One does not compare the absolute values of two AICs (which can be like $\sim 100$ but also $\sim 1000000$), but considers their difference:
$$\Delta_i=AIC_i-AIC_{\rm min},$$
where $AIC_i$ is the AIC of the $i$-th model, and $AIC_{\rm min}$ is the lowest AIC one obtains among the set of models examined (i.e., the prefered model). The rule of thumb, outlined e.g. in Burnham & Anderson 2004, is:
- if $\Delta_i<2$, then there is substantial support for the $i$-th model (or the evidence against it is worth only a bare mention), and the proposition that it is a proper description is highly probable;
- if $2<\Delta_i<4$, then there is strong support for the $i$-th model;
- if $4<\Delta_i<7$, then there is considerably less support for the $i$-th model;
- models with $\Delta_i>10$ have essentially no support.

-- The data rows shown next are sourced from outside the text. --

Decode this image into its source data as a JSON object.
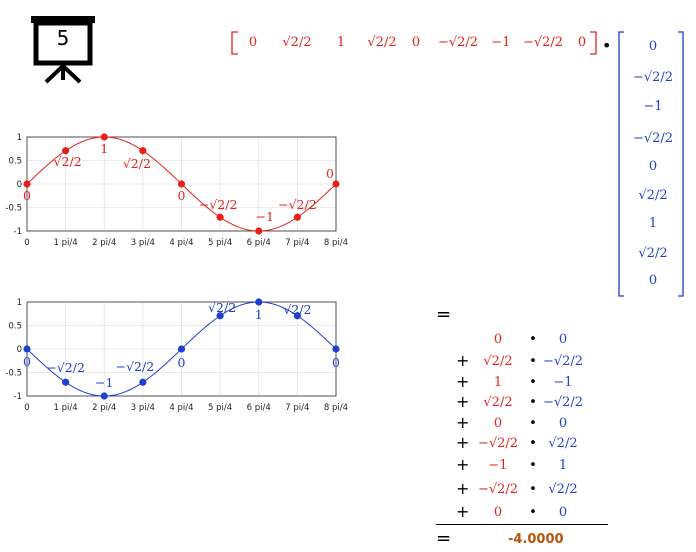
{
  "slide_number": "5",
  "row_vector": [
    "0",
    "√2/2",
    "1",
    "√2/2",
    "0",
    "−√2/2",
    "−1",
    "−√2/2",
    "0"
  ],
  "col_vector": [
    "0",
    "−√2/2",
    "−1",
    "−√2/2",
    "0",
    "√2/2",
    "1",
    "√2/2",
    "0"
  ],
  "dot_symbol": "•",
  "equals": "=",
  "plus": "+",
  "product_rows": [
    {
      "a": "0",
      "b": "0"
    },
    {
      "a": "√2/2",
      "b": "−√2/2"
    },
    {
      "a": "1",
      "b": "−1"
    },
    {
      "a": "√2/2",
      "b": "−√2/2"
    },
    {
      "a": "0",
      "b": "0"
    },
    {
      "a": "−√2/2",
      "b": "√2/2"
    },
    {
      "a": "−1",
      "b": "1"
    },
    {
      "a": "−√2/2",
      "b": "√2/2"
    },
    {
      "a": "0",
      "b": "0"
    }
  ],
  "result": "-4.0000",
  "colors": {
    "red": "#e8201c",
    "blue": "#1f3fcf",
    "orange": "#b8530a"
  },
  "chart_data": [
    {
      "type": "line",
      "name": "sin",
      "color": "#e8201c",
      "x": [
        0,
        1,
        2,
        3,
        4,
        5,
        6,
        7,
        8
      ],
      "y": [
        0,
        0.7071,
        1,
        0.7071,
        0,
        -0.7071,
        -1,
        -0.7071,
        0
      ],
      "xticks": [
        "0",
        "1 pi/4",
        "2 pi/4",
        "3 pi/4",
        "4 pi/4",
        "5 pi/4",
        "6 pi/4",
        "7 pi/4",
        "8 pi/4"
      ],
      "yticks": [
        "1",
        "0.5",
        "0",
        "-0.5",
        "-1"
      ],
      "ylim": [
        -1,
        1
      ],
      "point_labels": [
        "0",
        "√2/2",
        "1",
        "√2/2",
        "0",
        "−√2/2",
        "−1",
        "−√2/2",
        "0"
      ],
      "grid": true
    },
    {
      "type": "line",
      "name": "-sin",
      "color": "#1f3fcf",
      "x": [
        0,
        1,
        2,
        3,
        4,
        5,
        6,
        7,
        8
      ],
      "y": [
        0,
        -0.7071,
        -1,
        -0.7071,
        0,
        0.7071,
        1,
        0.7071,
        0
      ],
      "xticks": [
        "0",
        "1 pi/4",
        "2 pi/4",
        "3 pi/4",
        "4 pi/4",
        "5 pi/4",
        "6 pi/4",
        "7 pi/4",
        "8 pi/4"
      ],
      "yticks": [
        "1",
        "0.5",
        "0",
        "-0.5",
        "-1"
      ],
      "ylim": [
        -1,
        1
      ],
      "point_labels": [
        "0",
        "−√2/2",
        "−1",
        "−√2/2",
        "0",
        "√2/2",
        "1",
        "√2/2",
        "0"
      ],
      "grid": true
    }
  ]
}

Now, regarding the 0.7% mentioned in the question, consider two situations:
- $AIC_1=AIC_{\rm min}=100$ and $AIC_2$ is bigger by 0.7%: $AIC_2=100.7$. Then $\Delta_2=0.7<2$ so there is no substantial difference between the models.
- $AIC_1=AIC_{\rm min}=100000$ and $AIC_2$ is bigger by 0.7%: $AIC_2=100700$. Then $\Delta_2=700\gg 10$ so there is no support for the 2-nd model.

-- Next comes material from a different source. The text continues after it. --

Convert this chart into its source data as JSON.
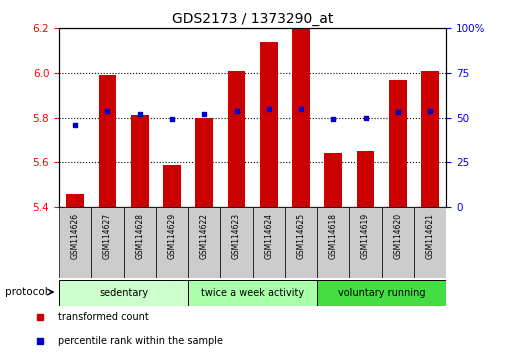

Hence, saying that the difference between AICs is 0.7% does not provide any information.
The AIC value contains scaling constants coming from the log-likelihood
$\mathcal{L}$, and so $\Delta_i$ are free of such constants. One
might consider $\Delta_i = AIC_i − AIC_{\rm min}$ a rescaling transformation that forces the best model to have $AIC_{\rm min} := 0$.

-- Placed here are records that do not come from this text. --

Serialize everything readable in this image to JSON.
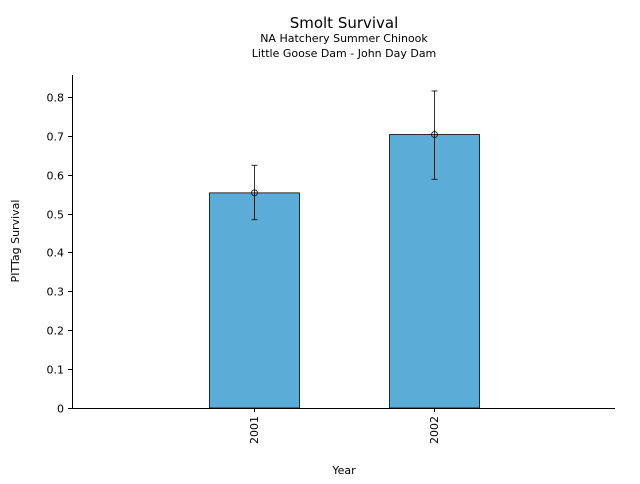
{
  "chart_data": {
    "type": "bar",
    "title": "Smolt Survival",
    "subtitle_lines": [
      "NA Hatchery Summer Chinook",
      "Little Goose Dam - John Day Dam"
    ],
    "xlabel": "Year",
    "ylabel": "PITTag Survival",
    "categories": [
      "2001",
      "2002"
    ],
    "values": [
      0.553,
      0.703
    ],
    "error_low": [
      0.484,
      0.588
    ],
    "error_high": [
      0.624,
      0.815
    ],
    "ylim": [
      0,
      0.82
    ],
    "yticks": [
      "0",
      "0.1",
      "0.2",
      "0.3",
      "0.4",
      "0.5",
      "0.6",
      "0.7",
      "0.8"
    ],
    "ytick_values": [
      0,
      0.1,
      0.2,
      0.3,
      0.4,
      0.5,
      0.6,
      0.7,
      0.8
    ],
    "bar_color": "#5badd7",
    "grid": false,
    "legend": "none"
  }
}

The formulation of AIC penalizes the use of an excessive number of parameters, hence discourages overfitting. It prefers models with fewer parameters, as long as the others do not provide a substantially better fit. AIC tries to select a model (among the examined ones) that most adequately describes reality (in the form of the data under examination). This means that in fact the model being a real description of the data is never considered. Note that AIC gives you the information which model describes the data better, it does not give any interpretation.
Personally, I would say that if you have a simple model and a complicated one that has a much lower AIC, then the simple model is not good enough. If the more complex model is really much more complicated but the $\Delta_i$ is not huge (maybe $\Delta_i<2$, maybe $\Delta_i<5$ - depends on the particular situation) I would stick to the simpler model if it's really easier to work with.
Further, you can ascribe a probability to the $i$-th model via
$$p_i=\exp\left(\frac{-\Delta_i}{2}\right),$$
which provides a relative (compared to $AIC_{\rm min}$) probability that the $i$-th models minimizes the AIC. For example, $\Delta_i=1.5$ corresponds to $p_i=0.47$ (quite high), and $\Delta_i=15$ corresponds to $p_i=0.0005$ (quite low). The first case means that there is 47% probability that the $i$-th model might in fact be a better description than the model that yielded $AIC_{\rm min}$, and in the second case this probability is only 0.05%.
Finally, regarding the formula for AIC:
$$AIC=2k-2\mathcal{L},$$
it is important to note that when two models with similar $\mathcal{L}$ are considered, the $\Delta_i$ depends solely on the number
of parameters due to the $2k$ term. Hence, when $\frac{\Delta_i}{2\Delta k} < 1$, the relative improvement is due to actual improvement of the fit, not to increasing the number of parameters only.
TL;DR
- It's a bad reason; use the difference between the absolute values of the AICs.
- The percentage says nothing.
- Not possible to answer this question due to no information on the models, data, and what does different results mean.